Ah, air travel. It’s now the bain of our existence due to the heightened security measures that airports are taking. Most young women can identify with my angst over not being able to bring certain liquids and gel toiletries on board…lip glosses, perfumes, toothpaste…consider it all confiscated.
According to the TSA, they’ve loosened the rules just slightly to accommodate for “the health and welfare of certain air travelers.” Of course, this includes such boring items such as breast milk, liquid prescription drugs, “life support and life sustaining liquids such as bone marrow, blood products, and transplant organs”...and…KY Jelly.
Let me repeat that one...KY Jelly.
OK. Who at the TSA let this one slide by?

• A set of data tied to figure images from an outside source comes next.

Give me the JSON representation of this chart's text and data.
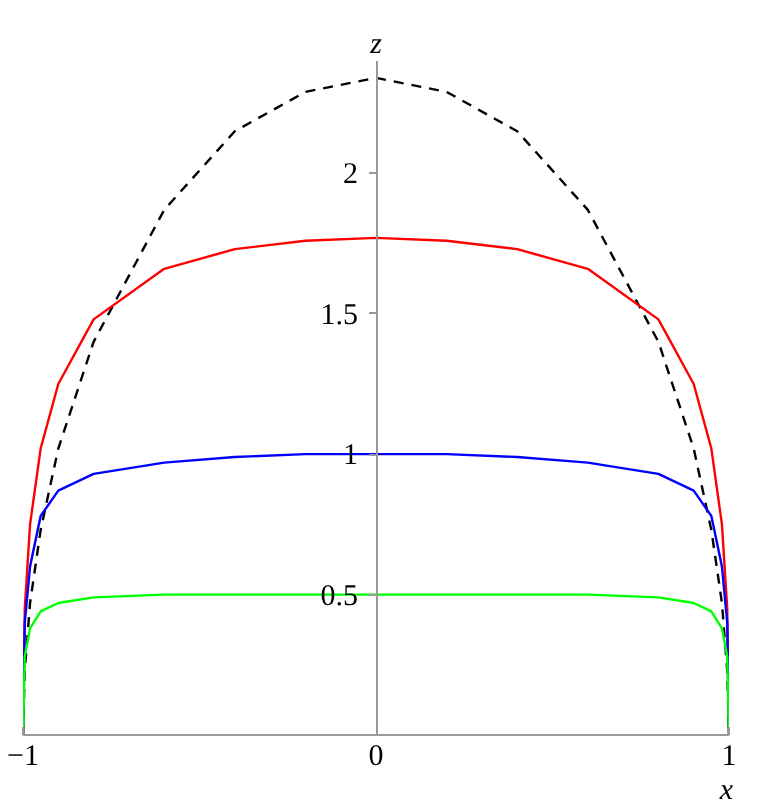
{
  "chart_data": {
    "type": "line",
    "xlabel": "x",
    "ylabel": "z",
    "x": [
      -1,
      -0.995,
      -0.98,
      -0.95,
      -0.9,
      -0.8,
      -0.6,
      -0.4,
      -0.2,
      0,
      0.2,
      0.4,
      0.6,
      0.8,
      0.9,
      0.95,
      0.98,
      0.995,
      1
    ],
    "series": [
      {
        "color": "#000000",
        "line_style": "dashed",
        "values": [
          0,
          0.23,
          0.47,
          0.73,
          1.02,
          1.4,
          1.87,
          2.15,
          2.29,
          2.34,
          2.29,
          2.15,
          1.87,
          1.4,
          1.02,
          0.73,
          0.47,
          0.23,
          0
        ]
      },
      {
        "color": "#ff0000",
        "values": [
          0,
          0.45,
          0.75,
          1.02,
          1.25,
          1.48,
          1.66,
          1.73,
          1.76,
          1.77,
          1.76,
          1.73,
          1.66,
          1.48,
          1.25,
          1.02,
          0.75,
          0.45,
          0
        ]
      },
      {
        "color": "#0000ff",
        "values": [
          0,
          0.4,
          0.6,
          0.78,
          0.87,
          0.93,
          0.97,
          0.99,
          1.0,
          1.0,
          1.0,
          0.99,
          0.97,
          0.93,
          0.87,
          0.78,
          0.6,
          0.4,
          0
        ]
      },
      {
        "color": "#00ff00",
        "values": [
          0,
          0.28,
          0.38,
          0.44,
          0.47,
          0.49,
          0.5,
          0.5,
          0.5,
          0.5,
          0.5,
          0.5,
          0.5,
          0.49,
          0.47,
          0.44,
          0.38,
          0.28,
          0
        ]
      }
    ],
    "xlim": [
      -1,
      1
    ],
    "ylim": [
      0,
      2.4
    ],
    "xticks": [
      -1,
      0,
      1
    ],
    "yticks": [
      0.5,
      1,
      1.5,
      2
    ],
    "grid": false,
    "line_style": "solid"
  }
}
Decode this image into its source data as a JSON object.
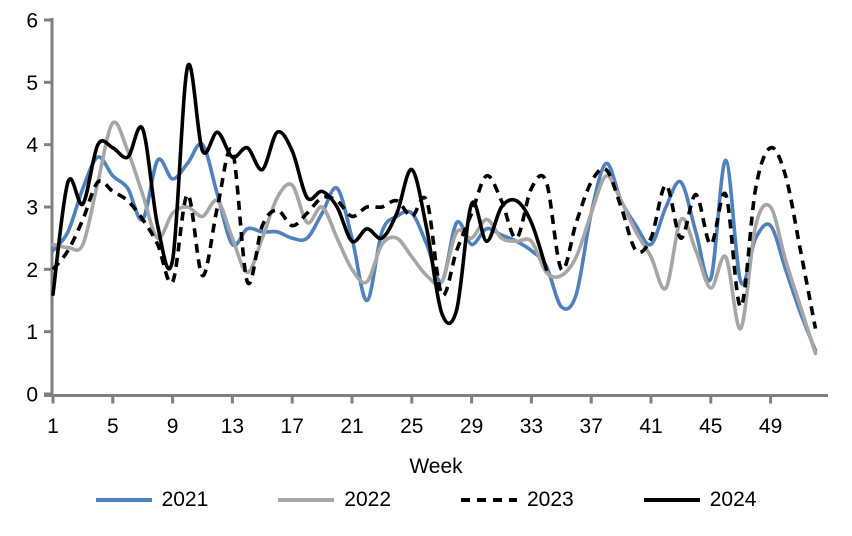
{
  "chart_data": {
    "type": "line",
    "title": "",
    "xlabel": "Week",
    "x_ticks": [
      1,
      5,
      9,
      13,
      17,
      21,
      25,
      29,
      33,
      37,
      41,
      45,
      49
    ],
    "y_ticks": [
      0,
      1,
      2,
      3,
      4,
      5,
      6
    ],
    "xlim": [
      1,
      52
    ],
    "ylim": [
      0,
      6
    ],
    "grid": false,
    "legend_position": "bottom",
    "axis_color": "#808080",
    "x_weeks": "1 to 52, weekly values",
    "series": [
      {
        "name": "2021",
        "color": "#4F81BD",
        "dash": "solid",
        "start_week": 1,
        "values": [
          2.3,
          2.6,
          3.3,
          3.8,
          3.5,
          3.3,
          2.8,
          3.75,
          3.45,
          3.7,
          4.0,
          3.2,
          2.4,
          2.65,
          2.6,
          2.6,
          2.5,
          2.5,
          2.9,
          3.3,
          2.5,
          1.5,
          2.6,
          2.85,
          2.9,
          2.4,
          1.8,
          2.75,
          2.4,
          2.65,
          2.55,
          2.45,
          2.3,
          2.05,
          1.4,
          1.6,
          2.9,
          3.7,
          3.1,
          2.7,
          2.4,
          3.0,
          3.4,
          2.6,
          1.85,
          3.75,
          1.8,
          2.5,
          2.7,
          2.0,
          1.3,
          0.7
        ]
      },
      {
        "name": "2022",
        "color": "#A6A6A6",
        "dash": "solid",
        "start_week": 1,
        "values": [
          2.4,
          2.35,
          2.4,
          3.4,
          4.35,
          3.9,
          3.2,
          2.5,
          2.9,
          3.0,
          2.85,
          3.1,
          2.5,
          1.95,
          2.5,
          3.15,
          3.35,
          2.75,
          3.0,
          2.5,
          2.0,
          1.8,
          2.4,
          2.5,
          2.2,
          1.9,
          1.8,
          2.6,
          2.5,
          2.8,
          2.5,
          2.45,
          2.45,
          1.95,
          1.9,
          2.2,
          2.9,
          3.5,
          3.1,
          2.6,
          2.2,
          1.7,
          2.8,
          2.3,
          1.7,
          2.2,
          1.05,
          2.7,
          3.0,
          2.15,
          1.4,
          0.65
        ]
      },
      {
        "name": "2023",
        "color": "#000000",
        "dash": "dashed",
        "start_week": 1,
        "values": [
          2.0,
          2.3,
          2.8,
          3.4,
          3.25,
          3.1,
          2.8,
          2.4,
          1.8,
          3.2,
          1.9,
          3.0,
          3.9,
          1.8,
          2.7,
          2.95,
          2.7,
          2.9,
          3.15,
          3.1,
          2.85,
          3.0,
          3.0,
          3.1,
          2.85,
          3.1,
          1.6,
          2.3,
          2.9,
          3.5,
          3.1,
          2.5,
          3.3,
          3.4,
          2.0,
          2.75,
          3.4,
          3.6,
          3.0,
          2.3,
          2.5,
          3.35,
          2.5,
          3.2,
          2.4,
          3.2,
          1.4,
          3.3,
          3.95,
          3.5,
          2.3,
          1.05
        ]
      },
      {
        "name": "2024",
        "color": "#000000",
        "dash": "solid",
        "start_week": 1,
        "values": [
          1.6,
          3.4,
          3.05,
          4.0,
          3.95,
          3.8,
          4.25,
          2.7,
          2.15,
          5.25,
          3.9,
          4.2,
          3.8,
          3.95,
          3.6,
          4.2,
          3.9,
          3.15,
          3.25,
          3.0,
          2.45,
          2.65,
          2.5,
          2.9,
          3.6,
          2.65,
          1.3,
          1.35,
          3.05,
          2.45,
          3.0,
          3.1,
          2.75,
          2.0
        ]
      }
    ]
  }
}
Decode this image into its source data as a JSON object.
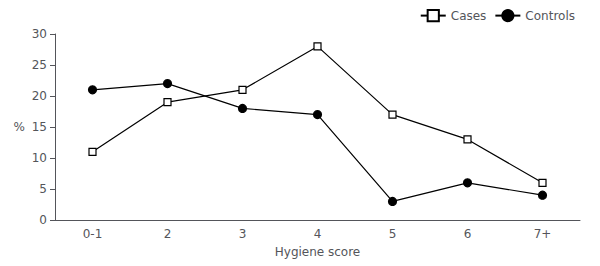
{
  "chart_data": {
    "type": "line",
    "categories": [
      "0-1",
      "2",
      "3",
      "4",
      "5",
      "6",
      "7+"
    ],
    "series": [
      {
        "name": "Cases",
        "color": "#000000",
        "marker": "open square",
        "line_style": "solid",
        "values": [
          11,
          19,
          21,
          28,
          17,
          13,
          6
        ]
      },
      {
        "name": "Controls",
        "color": "#000000",
        "marker": "circle",
        "line_style": "solid",
        "values": [
          21,
          22,
          18,
          17,
          3,
          6,
          4
        ]
      }
    ],
    "xlabel": "Hygiene score",
    "ylabel": "%",
    "ylim": [
      0,
      30
    ],
    "yticks": [
      0,
      5,
      10,
      15,
      20,
      25,
      30
    ],
    "grid": false,
    "legend": "upper right"
  }
}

Let’s analyze this, shall we?
- Point #1: The desire to have sex upon an aircraft likely doesn’t fit within the terrorist MO, unless before ending the lives of everyone on board said terrorist wants to “get closer to God” by giving himself one last romp in the airplane bathroom with the help of a trusty personal lubricant.
- Point #2: KY Jelly, isn’t exactly something an air traveler would need for “health and welfare” unless it’s used to improve one’s overall demeanor by jacking off, jumping a flight attendant, or joining the mile high club. Yes, sex does puts one in a better mood, but it’s not like we can’t wait until the plane lands (in most scenarios at least).
- Point #3: I’m not aware of KY Jelly being used for any mechanical necessities on board a plane, thus that crosses out any practical applications.
In a nutshell, someone over at the TSA doesn’t want us to look or smell good on a plane, but we sure as hell can have as much sex as we want, pending you don’t run out of your 4 ounce allowance.
So, I’d like to give a big shout out to the TSA: THANKS for keeping our libidos in mind while flying the friendly skies.